Le joueur du cru au tatouage 0161 qui pourrait être la clé de la finale de la Coupe de la Ligue
Nico O’Reilly, le n°33 de Manchester City, porte tatoué le code téléphonique 0161, l’indicatif de Manchester. « C’est là où j’ai grandi, à Manchester, dans mon quartier », a-t-il expliqué. « Cela me représente vraiment, c’est ce qui a fait de moi la personne que je suis aujourd’hui. J’ai adoré grandir là-bas. Je sortais jouer au football tous les jours avec mes amis et je suis toujours en contact avec beaucoup d’entre eux. »
O’Reilly joue toujours au football avec ses amis. Sauf que ces amis s’appellent Erling Haaland, Gianluigi Donnarumma, Rúben Dias et Rodri. Il a grandi en idolâtrant Kevin De Bruyne et en admirant Ilkay Gündogan ; cette saison, lors de certains matches, un joueur d’une très grande polyvalence a repris leurs anciens rôles au milieu de terrain de City.
Dans un club qui a dépensé environ 430 millions de livres en recrues depuis le début de 2025, il est l’homme arrivé gratuitement capable de laisser certaines grosses recrues hors de l’équipe. Dans un football mondialisé, c’est l’enfant du pays. Très local, même, puisqu’il vient d’à peine un mile de l’Etihad Stadium.
« Je suis originaire de Collyhurst, j’y ai grandi », a déclaré O’Reilly. « J’ai récemment déménagé, mais c’était un endroit formidable. J’aimais y vivre. Maintenant, je suis un peu plus à l’écart. Ça me plaît. Je suis toujours avec ma famille, ce qui est une bonne chose.

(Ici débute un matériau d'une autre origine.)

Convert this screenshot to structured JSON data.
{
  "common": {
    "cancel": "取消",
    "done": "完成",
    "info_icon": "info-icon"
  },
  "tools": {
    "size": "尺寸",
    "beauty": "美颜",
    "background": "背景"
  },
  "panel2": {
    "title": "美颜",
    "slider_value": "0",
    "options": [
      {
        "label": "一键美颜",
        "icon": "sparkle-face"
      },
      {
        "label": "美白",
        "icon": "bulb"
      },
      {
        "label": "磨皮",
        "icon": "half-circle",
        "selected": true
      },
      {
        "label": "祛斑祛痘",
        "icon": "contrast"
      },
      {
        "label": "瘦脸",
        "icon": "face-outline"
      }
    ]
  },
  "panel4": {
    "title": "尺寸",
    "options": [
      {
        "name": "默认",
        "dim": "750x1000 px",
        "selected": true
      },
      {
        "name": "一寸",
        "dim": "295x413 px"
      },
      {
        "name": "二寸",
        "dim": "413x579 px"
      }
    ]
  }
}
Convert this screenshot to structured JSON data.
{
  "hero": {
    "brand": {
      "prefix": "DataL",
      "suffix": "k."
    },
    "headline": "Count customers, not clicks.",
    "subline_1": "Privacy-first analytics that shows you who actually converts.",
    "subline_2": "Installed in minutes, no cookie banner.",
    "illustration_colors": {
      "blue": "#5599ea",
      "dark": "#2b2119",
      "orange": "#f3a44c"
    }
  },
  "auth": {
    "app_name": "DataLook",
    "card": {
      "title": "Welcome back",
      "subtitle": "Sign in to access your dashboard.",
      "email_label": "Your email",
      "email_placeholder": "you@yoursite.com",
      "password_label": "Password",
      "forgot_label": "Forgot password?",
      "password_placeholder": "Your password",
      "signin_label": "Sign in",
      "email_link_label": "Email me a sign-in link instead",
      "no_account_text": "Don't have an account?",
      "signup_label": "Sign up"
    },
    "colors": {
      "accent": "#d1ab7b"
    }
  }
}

Ils sont là pour veiller un peu sur moi et continuer à me soutenir. »
Collyhurst, une banlieue de l’est de Manchester, est peut-être surtout connue pour avoir offert à Manchester United un champion du monde, Nobby Stiles, mais elle a aussi vu émerger Brian Kidd, ancien joueur et entraîneur adjoint des deux clubs. Peut-être qu’O’Reilly l’a reconquise pour City. Sa famille est en grande partie supportrice de City, même si certains penchent pour United. « Un ou deux, mais ils me soutiennent tous », a-t-il déclaré.
Son fan-club personnel est présent à chaque match et il reçoit de nombreuses demandes de billets. « Ma petite sœur vient à tous les matches », a-t-il déclaré. « Elle adore ça, c’est une grande supportrice de City. Elle est maintenant complètement passionnée de football. »
Les enjeux ont rarement été aussi importants pour lui. Absent contre le Real Madrid mardi, il disputera dimanche la finale de la Coupe de la Ligue face à Arsenal. O’Reilly a fait ses débuts avec City à Wembley, lors du Community Shield 2024 contre United. Il avait reçu une médaille ce jour-là, mais cette fois pourrait lui offrir le premier grand trophée de sa carrière, une nouvelle étape dans son ascension.
Inscrit à City depuis l’âge de huit ans, il a pourtant suivi un parcours assez atypique. Admirateur de De Bruyne depuis l’enfance, il ne s’attendait pas à être reconverti au poste d’arrière gauche par l’inépuisable Pep Guardiola en janvier dernier.
« C’était un peu une surprise », s’est-il souvenu. « Je crois que c’était juste une séance avant le match contre Salford la saison dernière. Il m’a dit : “Bon, tu joues à ce poste demain.” Ensuite, j’ai bien fait les choses, progressivement, et j’ai commencé à y jouer de plus en plus. » Par modestie, O’Reilly ne dira peut-être pas qu’il a inscrit son premier but avec City au poste d’arrière gauche contre Salford.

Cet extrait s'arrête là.